— Да успокойся ты со своим отчетом, послушай меня внимательно. Я не хочу. Сейчас. Чтобы ты уходила. Если ты тоже этого не хочешь, то может быть и не нужно?
Катя застыла в нерешительности, протянув Малиновскому его пиджак, который он не спешил забирать. Вместо этого, он посветлел и с одухотворенным выражением лица начал напевать:
— Если хооочешь остаться… Останься просто так… ²
«Какой же ты придурок, у меня просто нет слов…» — Думала Катя, слушая, как он с блаженной улыбкой продолжал, медленно приближаясь к ней:
— Сможем мы умчаааться вдаль на белых лошадях…
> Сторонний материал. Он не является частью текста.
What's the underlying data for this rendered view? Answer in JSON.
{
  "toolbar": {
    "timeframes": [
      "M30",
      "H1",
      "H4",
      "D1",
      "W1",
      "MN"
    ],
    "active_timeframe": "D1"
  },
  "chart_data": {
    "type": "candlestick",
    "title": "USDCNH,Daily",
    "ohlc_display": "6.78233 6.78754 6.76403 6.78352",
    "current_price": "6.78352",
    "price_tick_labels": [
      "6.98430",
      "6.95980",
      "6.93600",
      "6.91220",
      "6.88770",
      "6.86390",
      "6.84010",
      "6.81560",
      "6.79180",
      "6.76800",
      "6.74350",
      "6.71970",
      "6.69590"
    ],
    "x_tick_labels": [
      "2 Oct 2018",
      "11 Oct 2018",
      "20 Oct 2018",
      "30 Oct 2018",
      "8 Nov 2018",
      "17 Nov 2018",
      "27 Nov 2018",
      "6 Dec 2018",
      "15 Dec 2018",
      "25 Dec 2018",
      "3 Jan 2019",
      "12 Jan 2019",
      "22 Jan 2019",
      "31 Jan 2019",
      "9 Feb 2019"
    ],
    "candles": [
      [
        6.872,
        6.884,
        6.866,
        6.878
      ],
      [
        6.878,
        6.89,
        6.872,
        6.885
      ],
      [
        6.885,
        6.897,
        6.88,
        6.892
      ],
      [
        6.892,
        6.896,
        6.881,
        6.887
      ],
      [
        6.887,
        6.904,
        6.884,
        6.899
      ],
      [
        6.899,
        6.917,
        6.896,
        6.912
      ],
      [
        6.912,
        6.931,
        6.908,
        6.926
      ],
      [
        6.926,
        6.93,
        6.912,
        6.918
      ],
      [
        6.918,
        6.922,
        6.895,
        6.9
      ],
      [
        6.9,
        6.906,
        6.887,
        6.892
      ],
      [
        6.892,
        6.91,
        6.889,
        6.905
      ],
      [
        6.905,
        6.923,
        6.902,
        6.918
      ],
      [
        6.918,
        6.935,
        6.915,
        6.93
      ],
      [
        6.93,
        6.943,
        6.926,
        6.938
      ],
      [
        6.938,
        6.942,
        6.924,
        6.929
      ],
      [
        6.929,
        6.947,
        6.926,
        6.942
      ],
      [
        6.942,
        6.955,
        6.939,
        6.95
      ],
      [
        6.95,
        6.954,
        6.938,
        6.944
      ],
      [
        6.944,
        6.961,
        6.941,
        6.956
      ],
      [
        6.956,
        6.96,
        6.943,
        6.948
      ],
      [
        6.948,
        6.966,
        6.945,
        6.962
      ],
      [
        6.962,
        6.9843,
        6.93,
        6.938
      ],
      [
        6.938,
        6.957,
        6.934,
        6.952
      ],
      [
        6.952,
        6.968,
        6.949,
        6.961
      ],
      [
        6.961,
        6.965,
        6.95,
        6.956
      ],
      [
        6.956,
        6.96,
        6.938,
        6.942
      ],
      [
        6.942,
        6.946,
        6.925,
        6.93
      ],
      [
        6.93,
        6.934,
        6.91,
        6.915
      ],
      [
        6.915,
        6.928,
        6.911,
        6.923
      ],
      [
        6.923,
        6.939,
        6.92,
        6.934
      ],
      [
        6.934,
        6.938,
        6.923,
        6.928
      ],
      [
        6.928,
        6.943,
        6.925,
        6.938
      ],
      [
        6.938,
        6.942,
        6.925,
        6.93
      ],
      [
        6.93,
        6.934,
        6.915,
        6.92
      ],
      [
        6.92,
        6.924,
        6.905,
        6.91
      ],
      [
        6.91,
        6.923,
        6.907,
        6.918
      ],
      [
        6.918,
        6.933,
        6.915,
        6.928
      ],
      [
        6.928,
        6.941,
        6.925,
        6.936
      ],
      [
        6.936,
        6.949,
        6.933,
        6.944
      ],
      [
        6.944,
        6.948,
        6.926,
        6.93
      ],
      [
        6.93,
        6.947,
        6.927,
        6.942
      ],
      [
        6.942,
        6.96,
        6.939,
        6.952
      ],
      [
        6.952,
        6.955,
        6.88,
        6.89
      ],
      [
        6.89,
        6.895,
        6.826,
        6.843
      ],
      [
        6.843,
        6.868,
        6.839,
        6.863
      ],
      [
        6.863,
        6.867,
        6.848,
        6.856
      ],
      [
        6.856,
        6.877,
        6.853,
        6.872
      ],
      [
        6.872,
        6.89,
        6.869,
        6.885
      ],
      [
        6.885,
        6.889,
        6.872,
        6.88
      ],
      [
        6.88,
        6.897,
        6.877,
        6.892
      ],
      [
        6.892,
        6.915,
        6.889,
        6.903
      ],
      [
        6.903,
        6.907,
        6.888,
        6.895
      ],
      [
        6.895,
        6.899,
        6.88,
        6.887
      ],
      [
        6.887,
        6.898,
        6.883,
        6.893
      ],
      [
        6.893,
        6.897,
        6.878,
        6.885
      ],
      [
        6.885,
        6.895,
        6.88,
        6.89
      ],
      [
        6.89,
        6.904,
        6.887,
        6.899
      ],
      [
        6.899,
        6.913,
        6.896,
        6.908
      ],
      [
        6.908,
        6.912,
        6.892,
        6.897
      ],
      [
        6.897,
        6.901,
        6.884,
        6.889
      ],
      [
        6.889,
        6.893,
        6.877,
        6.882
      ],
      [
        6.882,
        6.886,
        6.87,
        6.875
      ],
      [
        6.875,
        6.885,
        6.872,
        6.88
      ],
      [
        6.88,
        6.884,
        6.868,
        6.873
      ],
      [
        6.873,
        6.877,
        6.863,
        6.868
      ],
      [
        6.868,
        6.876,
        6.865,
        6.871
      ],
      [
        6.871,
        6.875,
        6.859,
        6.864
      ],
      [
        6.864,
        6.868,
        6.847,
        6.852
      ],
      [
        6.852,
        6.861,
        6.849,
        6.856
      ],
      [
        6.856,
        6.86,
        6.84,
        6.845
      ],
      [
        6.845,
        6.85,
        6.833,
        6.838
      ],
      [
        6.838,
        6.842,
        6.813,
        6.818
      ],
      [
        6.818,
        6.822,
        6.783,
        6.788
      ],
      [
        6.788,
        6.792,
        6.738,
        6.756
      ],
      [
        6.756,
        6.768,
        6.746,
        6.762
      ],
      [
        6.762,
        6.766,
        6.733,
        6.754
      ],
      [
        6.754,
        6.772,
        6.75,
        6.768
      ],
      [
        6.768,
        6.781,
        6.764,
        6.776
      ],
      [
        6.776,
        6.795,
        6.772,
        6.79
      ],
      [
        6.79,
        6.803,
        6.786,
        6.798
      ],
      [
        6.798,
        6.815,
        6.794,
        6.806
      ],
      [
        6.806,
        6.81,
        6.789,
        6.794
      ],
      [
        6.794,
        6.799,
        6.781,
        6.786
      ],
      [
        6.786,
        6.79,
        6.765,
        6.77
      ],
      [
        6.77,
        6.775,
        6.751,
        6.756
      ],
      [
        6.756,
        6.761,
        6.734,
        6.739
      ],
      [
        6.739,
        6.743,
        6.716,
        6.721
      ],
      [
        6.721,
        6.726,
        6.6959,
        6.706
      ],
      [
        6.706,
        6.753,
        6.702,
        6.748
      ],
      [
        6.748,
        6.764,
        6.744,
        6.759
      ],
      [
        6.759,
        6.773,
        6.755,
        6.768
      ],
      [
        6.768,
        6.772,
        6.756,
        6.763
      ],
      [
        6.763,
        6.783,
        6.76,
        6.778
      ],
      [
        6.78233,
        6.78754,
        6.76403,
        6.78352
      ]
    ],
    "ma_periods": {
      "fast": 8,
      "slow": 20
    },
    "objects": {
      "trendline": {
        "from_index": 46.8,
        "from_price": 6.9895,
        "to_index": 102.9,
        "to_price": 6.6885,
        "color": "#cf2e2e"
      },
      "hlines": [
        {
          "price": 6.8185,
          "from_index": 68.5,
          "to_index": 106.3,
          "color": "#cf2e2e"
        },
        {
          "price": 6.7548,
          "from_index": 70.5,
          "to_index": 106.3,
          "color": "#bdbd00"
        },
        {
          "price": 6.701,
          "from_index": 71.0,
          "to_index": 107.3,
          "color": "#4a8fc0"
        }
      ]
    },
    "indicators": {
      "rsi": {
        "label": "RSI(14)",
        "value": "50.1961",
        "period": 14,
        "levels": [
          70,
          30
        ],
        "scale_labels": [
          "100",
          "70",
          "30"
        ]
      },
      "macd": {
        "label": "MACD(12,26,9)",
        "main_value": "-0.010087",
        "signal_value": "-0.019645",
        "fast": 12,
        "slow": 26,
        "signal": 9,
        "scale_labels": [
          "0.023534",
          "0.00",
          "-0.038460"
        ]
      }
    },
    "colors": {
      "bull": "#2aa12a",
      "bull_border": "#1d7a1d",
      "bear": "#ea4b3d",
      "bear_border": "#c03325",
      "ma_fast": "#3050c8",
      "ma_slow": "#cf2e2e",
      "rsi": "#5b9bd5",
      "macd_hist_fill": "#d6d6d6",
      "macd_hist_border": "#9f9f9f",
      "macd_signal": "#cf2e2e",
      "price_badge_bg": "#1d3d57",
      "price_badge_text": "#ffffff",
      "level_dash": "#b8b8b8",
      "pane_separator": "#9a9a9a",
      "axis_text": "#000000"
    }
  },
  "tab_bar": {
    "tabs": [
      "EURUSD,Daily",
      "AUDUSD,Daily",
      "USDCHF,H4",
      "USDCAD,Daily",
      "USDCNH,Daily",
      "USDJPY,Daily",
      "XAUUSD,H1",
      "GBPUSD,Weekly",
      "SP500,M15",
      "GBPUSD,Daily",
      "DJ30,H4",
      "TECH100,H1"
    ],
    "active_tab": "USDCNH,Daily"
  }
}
Остановившись в паре сантиметров от ее лица, он перешел на полушепот:
— Давнооо за двенадцать, тебе в другой район…
Катя не смогла больше сдерживаться и сдалась. Она прыснула от смеха и подхватила, пропев последнюю строчку вместе с Малиновским:
— Пусть будут все шептаааться, утром… — расстояние между их губами постепенно сокращалось, — что-нибудь… Соврем, — закончили они друг другу в губы.
«И зачем только я взяла трубку» ,— думала Пушкарева.
«И зачем только я позвонил», — думал Малиновский.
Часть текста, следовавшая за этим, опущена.